【パナソニックの高級ドライヤーの事例】ジェンダーフリー時代のマーケティングに適応できますか?

「きれいなお姉さんは好きですか?」「かわいいは、つくれる」など、女性の美に関する印象的なキャッチコピーは今までにたくさん生まれてきましたが、ここ数年で、ジェンダーフリーに関する論調が勢いを増しています。まだまだ従来のジェンダー観の方が支配的とはいえ、徐々に新しいジェンダー観に合わせたマーケティングが必要になってきます。今のうちに、ジェンダーフリー時代の感覚に脳みそを慣らしておいた方がいいかもしれません。

【引用記事】(消費を斬る) 脱「きれいなおねえさん」 美容家電もジェンダーレス

https://www.nikkei.com/article/DGKKZO77791110S1A121C2H24A00/

【記事要約】

・美容家電にもジェンダーレスの波が訪れている。パナソニックが性別を超えて支持されるように美容家電ブランドのロゴを刷新するなど、メーカー各社がマーケティング戦略や商品展開の見直しを進める。男女といったくくりにとらわれることなく誰もが美を追求できる時代。女性をターゲットとしてきた美容家電のあり方を再定義する必要に迫られている。

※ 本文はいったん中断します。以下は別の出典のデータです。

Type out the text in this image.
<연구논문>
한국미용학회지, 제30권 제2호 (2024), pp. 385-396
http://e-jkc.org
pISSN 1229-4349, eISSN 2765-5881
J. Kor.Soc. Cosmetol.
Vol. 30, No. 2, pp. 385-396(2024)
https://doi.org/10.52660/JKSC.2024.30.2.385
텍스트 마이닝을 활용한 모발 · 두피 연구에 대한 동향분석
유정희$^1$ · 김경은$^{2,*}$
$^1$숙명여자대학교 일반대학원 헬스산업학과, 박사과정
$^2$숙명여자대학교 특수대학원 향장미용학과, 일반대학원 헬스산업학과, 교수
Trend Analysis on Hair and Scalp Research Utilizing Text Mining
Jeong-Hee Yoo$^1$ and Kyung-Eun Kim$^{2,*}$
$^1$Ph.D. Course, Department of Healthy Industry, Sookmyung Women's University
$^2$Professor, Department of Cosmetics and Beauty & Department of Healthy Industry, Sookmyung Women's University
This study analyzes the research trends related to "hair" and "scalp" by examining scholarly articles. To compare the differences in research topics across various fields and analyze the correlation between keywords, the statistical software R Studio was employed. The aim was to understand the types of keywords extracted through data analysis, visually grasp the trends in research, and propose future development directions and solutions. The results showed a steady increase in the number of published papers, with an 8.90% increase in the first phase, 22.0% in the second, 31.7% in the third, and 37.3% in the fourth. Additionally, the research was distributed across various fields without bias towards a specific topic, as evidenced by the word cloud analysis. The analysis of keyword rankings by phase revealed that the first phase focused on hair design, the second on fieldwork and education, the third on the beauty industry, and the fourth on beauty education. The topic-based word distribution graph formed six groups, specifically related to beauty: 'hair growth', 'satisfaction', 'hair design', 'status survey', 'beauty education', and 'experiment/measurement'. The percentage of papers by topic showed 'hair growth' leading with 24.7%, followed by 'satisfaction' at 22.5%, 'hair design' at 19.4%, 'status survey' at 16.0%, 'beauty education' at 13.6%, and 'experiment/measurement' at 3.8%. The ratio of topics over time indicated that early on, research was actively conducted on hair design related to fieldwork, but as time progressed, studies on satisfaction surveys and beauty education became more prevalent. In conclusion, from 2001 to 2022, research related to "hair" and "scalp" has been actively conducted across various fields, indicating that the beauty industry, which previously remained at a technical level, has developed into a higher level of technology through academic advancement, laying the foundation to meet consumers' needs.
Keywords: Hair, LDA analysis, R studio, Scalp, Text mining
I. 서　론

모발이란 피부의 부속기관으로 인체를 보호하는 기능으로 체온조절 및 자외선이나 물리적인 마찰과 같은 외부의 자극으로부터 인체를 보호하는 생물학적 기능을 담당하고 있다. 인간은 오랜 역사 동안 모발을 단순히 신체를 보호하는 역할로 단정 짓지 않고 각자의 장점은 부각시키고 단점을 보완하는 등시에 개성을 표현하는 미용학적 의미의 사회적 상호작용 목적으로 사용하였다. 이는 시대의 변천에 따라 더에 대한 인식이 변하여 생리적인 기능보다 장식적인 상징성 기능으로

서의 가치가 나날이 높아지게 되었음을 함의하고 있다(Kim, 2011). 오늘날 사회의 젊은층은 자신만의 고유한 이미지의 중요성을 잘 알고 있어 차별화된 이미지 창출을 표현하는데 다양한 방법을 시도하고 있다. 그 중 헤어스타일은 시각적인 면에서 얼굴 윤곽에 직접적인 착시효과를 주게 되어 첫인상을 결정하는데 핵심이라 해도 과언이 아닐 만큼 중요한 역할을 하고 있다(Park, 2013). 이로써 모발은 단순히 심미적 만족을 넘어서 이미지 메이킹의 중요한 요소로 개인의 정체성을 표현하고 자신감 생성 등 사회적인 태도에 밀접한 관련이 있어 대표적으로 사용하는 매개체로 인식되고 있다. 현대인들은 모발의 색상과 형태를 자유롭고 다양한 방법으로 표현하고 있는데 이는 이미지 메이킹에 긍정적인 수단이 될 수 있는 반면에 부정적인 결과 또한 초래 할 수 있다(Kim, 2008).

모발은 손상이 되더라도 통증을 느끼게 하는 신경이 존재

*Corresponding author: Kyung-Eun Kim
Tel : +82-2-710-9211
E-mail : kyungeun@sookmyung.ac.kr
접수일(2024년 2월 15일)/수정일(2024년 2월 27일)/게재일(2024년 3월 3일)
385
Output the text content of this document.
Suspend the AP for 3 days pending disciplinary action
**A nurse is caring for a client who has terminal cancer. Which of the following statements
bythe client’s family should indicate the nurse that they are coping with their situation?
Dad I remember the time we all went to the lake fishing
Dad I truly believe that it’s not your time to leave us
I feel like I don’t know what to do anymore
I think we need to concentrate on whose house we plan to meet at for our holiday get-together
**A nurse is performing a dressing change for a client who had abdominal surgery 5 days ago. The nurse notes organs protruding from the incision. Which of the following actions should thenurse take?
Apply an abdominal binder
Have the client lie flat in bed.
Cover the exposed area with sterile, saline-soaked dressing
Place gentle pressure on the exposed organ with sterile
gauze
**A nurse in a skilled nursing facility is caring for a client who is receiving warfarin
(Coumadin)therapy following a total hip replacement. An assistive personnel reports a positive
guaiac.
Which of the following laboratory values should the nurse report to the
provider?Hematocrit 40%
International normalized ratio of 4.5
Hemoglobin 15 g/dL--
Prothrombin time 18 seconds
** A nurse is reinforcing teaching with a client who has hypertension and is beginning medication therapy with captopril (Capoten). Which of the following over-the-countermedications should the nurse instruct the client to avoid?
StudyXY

・パナソニックは9月に発売した高級ドライヤーの色展開で「白」と「ディープネイビー」を加えた。従来のピンク系やベージュ系だけでは、男性の需要に対応できないと判断したためだ。

・同社は今夏、美容ブランド「パナソニックビューティ」のロゴを女性を意識していたピンク基調から白に変えた。ドライヤーのイメージ広告には、女優の水原希子さんとともに多様な年代の複数の男女のモデルを配置している。

・同社のビューティマーケティング企画課の杉田邦和課長は「美しさを求めるのは女性に限らない。性別で区別するマーケティングは見直していく」と強調する。

・とはいえ多くの美容家電はブランドはもとより、商品の機能でも女性に訴求する個性を売りにして成長してきたのが実情だ。ジェンダーレスの要素を取り込むことは簡単ではない。商品開発をとってみても、性差を意識しないようにすればするほど逆に発想が性差から抜け出られないジレンマに陥る可能性がある。現代の「美」の概念について改めて考え抜いた上で、消費者の真の需要を掘り起こすブランディングやマーケティング戦略が求められている。

【ポイント解説】「男らしさ/女らしさ」から、「その人らしさ」へ

・「男らしさ/女らしさ」という概念は、時代とともに変わってきた。時代のスターはそれらを写す鏡だが、最近は「この人こそ理想の男/女だ」という人はいなくて、それよりも「自分らしく生きている人」に注目が集まる。

・かといって、一般人が「自分らしく」生きようと思っても、自分らしさが何かわからないし、店に並ぶ商品は「あなたらしさ」ではなく「男らしさ/女らしさ」を表現するために作られているように見える。

・ここにはニーズの不一致がある。つまり、ユーザーニーズは「自分らしく」あろうとするのに、それを叶えるための商品は「男らしさ/女らしさ」を売ろうとしている。

・今回のパナソニックの取り組みは、「男らしさ/女らしさ」から離れようとしていて、それは間違ってはいないが、だからといって消費者ニーズが「男らしくも女らしくもありたくない」という「Noの欲求」なわけではない。その商品を使うことで、どんな「自分らしさ」を表現できるのかを、伝えてあげたほうがいいのではないか。

【マーケティング力を高めるヒント】

・もしもあなたの商品やサービスが男性向け、もしくは女性向けのものであれば、今までとは逆の性別の人があなたの商品やサービスを使いたいと思う可能性はありますか?

・その人は、なぜあなたの商品やサービスを使いたいのでしょうか?できるだけたくさん挙げてみてください。

・そんなニーズを持つ人たちの個性や価値観やその人らしさを、何か別の言葉に置き換えてみてください。そして、あなたの商品を、「男性向け/女性向け」と考えるのではなく、その個性や価値観を表現するものだと考えてみてください。あなたの商品やサービスの新しいターゲットは、どんな人たちになるでしょうか?